Worse, the confusion around the policy is such that some of the children may eventually be lost – or worse. It’s a policy unprecedented in recent American history; Laura Bush, the former first lady, had to reach back to the 1940s, to internment camps for U.S. citizens and noncitizens of Japanese descent during World War II, for a comparison. Another parallel might be the removal of children from black slaves before the Civil War.
The president and his team know exactly how evil this policy is: If they didn’t, myriad officials wouldn’t be blaming it, dishonestly, on the Democrats; or pretending that Congress can solve the problem when it has actually been created by the Trump administration; or ludicrously arguing, as the Fox News pundit Laura Ingraham has done, that the child jails resemble “boarding schools.”
At the same time, the president and his team persist in pursuing it. Why?
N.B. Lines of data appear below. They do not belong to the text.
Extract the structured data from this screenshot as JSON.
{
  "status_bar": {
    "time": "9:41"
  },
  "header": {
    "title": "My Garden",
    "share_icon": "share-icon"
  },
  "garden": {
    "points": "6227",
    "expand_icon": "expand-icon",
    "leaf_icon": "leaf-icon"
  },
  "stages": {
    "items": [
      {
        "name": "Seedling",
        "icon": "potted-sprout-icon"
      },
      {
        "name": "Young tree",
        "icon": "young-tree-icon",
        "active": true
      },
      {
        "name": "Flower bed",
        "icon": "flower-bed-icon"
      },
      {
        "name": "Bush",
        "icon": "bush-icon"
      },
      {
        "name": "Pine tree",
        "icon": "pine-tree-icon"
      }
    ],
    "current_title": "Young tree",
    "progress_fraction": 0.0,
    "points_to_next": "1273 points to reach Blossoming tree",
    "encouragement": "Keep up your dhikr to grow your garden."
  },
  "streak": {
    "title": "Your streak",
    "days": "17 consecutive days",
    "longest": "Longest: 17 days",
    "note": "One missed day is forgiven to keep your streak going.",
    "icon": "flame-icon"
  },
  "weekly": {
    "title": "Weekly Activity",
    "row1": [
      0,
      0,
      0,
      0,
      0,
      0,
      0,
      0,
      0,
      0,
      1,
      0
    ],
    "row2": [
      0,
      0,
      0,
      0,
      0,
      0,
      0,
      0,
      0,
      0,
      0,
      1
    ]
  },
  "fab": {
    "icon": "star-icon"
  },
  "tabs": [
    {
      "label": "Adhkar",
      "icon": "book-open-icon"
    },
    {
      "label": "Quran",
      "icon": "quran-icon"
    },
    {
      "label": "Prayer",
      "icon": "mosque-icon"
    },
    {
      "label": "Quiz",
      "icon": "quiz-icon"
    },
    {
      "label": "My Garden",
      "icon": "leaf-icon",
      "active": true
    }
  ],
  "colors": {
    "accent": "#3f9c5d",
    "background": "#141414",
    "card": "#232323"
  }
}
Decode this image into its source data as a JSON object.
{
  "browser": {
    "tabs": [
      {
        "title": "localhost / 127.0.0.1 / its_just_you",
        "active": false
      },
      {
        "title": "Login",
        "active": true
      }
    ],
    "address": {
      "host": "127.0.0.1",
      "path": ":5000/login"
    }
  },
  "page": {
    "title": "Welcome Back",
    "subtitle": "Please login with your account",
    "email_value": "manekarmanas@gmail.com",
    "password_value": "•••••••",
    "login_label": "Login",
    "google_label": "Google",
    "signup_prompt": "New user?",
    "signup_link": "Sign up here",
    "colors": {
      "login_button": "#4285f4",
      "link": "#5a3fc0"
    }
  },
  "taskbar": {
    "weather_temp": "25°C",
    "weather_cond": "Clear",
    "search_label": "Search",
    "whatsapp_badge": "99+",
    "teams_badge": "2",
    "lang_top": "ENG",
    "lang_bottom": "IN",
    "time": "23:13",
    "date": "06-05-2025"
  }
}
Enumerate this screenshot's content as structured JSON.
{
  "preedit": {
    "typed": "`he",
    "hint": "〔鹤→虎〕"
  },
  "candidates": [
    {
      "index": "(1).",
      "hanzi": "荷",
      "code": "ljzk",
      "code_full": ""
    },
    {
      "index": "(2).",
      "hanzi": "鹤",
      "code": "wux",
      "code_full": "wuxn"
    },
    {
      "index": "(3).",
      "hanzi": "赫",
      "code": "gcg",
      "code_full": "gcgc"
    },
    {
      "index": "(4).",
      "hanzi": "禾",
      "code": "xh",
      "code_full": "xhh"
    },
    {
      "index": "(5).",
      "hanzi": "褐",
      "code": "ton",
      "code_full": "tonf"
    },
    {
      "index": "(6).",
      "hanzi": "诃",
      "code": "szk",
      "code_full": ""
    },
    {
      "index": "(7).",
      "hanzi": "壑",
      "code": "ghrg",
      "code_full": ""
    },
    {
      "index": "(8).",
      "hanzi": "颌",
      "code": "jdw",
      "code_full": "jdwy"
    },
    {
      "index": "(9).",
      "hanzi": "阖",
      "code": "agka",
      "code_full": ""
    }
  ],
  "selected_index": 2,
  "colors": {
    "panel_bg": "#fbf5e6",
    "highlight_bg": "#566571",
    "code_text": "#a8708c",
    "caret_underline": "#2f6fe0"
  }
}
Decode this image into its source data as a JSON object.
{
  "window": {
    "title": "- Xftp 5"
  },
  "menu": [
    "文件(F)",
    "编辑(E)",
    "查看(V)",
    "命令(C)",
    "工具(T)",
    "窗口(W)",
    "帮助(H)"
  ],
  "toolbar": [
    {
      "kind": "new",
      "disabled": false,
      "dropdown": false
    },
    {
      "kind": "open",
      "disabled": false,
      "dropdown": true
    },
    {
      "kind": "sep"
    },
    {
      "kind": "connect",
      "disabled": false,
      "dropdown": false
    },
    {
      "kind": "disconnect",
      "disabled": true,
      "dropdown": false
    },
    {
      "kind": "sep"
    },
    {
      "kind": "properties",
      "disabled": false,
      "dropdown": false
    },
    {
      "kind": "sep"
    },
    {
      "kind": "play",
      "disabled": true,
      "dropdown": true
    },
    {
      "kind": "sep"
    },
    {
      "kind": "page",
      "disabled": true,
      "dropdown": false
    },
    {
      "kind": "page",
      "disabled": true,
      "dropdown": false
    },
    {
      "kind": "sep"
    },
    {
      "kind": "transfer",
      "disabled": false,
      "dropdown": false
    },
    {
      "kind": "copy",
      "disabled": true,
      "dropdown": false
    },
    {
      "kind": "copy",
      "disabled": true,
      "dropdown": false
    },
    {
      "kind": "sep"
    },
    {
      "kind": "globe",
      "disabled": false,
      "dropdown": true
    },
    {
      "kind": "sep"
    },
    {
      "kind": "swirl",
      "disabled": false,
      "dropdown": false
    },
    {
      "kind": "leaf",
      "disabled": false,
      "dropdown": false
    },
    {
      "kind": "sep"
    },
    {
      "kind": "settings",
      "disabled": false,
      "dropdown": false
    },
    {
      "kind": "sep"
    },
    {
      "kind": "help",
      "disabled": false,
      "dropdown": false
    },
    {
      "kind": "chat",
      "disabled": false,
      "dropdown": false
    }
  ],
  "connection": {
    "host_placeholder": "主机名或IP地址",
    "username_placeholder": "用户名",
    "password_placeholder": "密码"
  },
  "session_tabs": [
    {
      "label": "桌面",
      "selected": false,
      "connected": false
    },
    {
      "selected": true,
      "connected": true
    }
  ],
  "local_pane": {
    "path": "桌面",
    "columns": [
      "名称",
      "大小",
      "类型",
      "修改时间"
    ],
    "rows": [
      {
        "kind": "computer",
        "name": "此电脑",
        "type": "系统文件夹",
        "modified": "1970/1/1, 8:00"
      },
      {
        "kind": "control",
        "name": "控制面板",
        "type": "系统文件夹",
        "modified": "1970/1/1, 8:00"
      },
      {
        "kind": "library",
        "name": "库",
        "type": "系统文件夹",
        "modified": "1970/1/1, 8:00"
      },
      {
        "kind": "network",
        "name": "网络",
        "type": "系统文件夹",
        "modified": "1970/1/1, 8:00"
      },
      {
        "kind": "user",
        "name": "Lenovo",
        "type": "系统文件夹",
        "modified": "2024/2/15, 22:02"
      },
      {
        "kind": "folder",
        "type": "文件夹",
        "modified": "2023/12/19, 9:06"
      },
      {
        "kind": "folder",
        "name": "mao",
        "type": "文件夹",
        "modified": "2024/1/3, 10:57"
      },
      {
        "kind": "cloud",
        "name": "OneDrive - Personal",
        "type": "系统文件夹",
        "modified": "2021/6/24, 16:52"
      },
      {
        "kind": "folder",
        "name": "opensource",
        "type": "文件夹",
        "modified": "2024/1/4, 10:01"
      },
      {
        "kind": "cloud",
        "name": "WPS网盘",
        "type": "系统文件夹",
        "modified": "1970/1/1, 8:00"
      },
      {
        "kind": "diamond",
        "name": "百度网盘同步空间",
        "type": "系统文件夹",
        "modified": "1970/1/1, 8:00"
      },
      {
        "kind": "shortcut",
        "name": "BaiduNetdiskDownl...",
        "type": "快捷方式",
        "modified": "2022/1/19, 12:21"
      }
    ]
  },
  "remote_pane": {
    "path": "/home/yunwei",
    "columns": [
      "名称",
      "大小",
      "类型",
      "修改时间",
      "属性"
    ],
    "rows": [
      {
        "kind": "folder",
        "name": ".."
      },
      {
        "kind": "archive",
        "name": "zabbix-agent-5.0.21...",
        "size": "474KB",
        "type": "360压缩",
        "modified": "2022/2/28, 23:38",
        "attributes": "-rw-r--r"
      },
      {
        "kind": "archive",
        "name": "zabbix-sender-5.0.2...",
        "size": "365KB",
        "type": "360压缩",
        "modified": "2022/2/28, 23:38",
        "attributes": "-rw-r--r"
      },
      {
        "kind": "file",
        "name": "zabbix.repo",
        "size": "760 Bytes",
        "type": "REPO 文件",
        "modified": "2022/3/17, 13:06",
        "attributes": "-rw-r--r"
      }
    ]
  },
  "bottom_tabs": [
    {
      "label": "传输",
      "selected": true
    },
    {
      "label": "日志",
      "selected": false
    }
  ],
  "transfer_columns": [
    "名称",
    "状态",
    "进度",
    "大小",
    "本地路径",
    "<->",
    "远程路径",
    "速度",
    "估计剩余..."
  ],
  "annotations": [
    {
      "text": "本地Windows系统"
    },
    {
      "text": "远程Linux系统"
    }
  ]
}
Because it signals to their base that they are really serious about stopping immigration – so serious that they will abuse children, damage families, and shock anybody who cares about civil rights or human rights in the United States or elsewhere. It’s not an accident that this policy has been attributed to Stephen Miller, the Trump adviser who has made a career out of using scandalous language and creating “happenings” designed to shock his peers. This kind of trolling is often a form of vice-signaling too. “Look,” it tells supporters, “here’s how nasty I am prepared to be.”
Will Trump’s base respond to it? Right now, nearly 30 percent of Americans say they support the policy – and, it seems, a majority of Republicans. It’s easy enough to find approving comments, even enthusiastically approving comments, on Breitbart or Twitter. Those who like it argue, more or less, that this is a hard-nosed policy, a reflection of how tough and strong we are, proof that we are willing to risk the good opinion of the nation and the world – and, of course, a demonstration of how little we care about the children of would-be immigrants.
Trump’s admirers see no moral case: Morality is for losers, apparently. Cruelty is for winners. And this will be the long-term effect of vice-signaling: It makes its proponents, and its audiences, vicious themselves.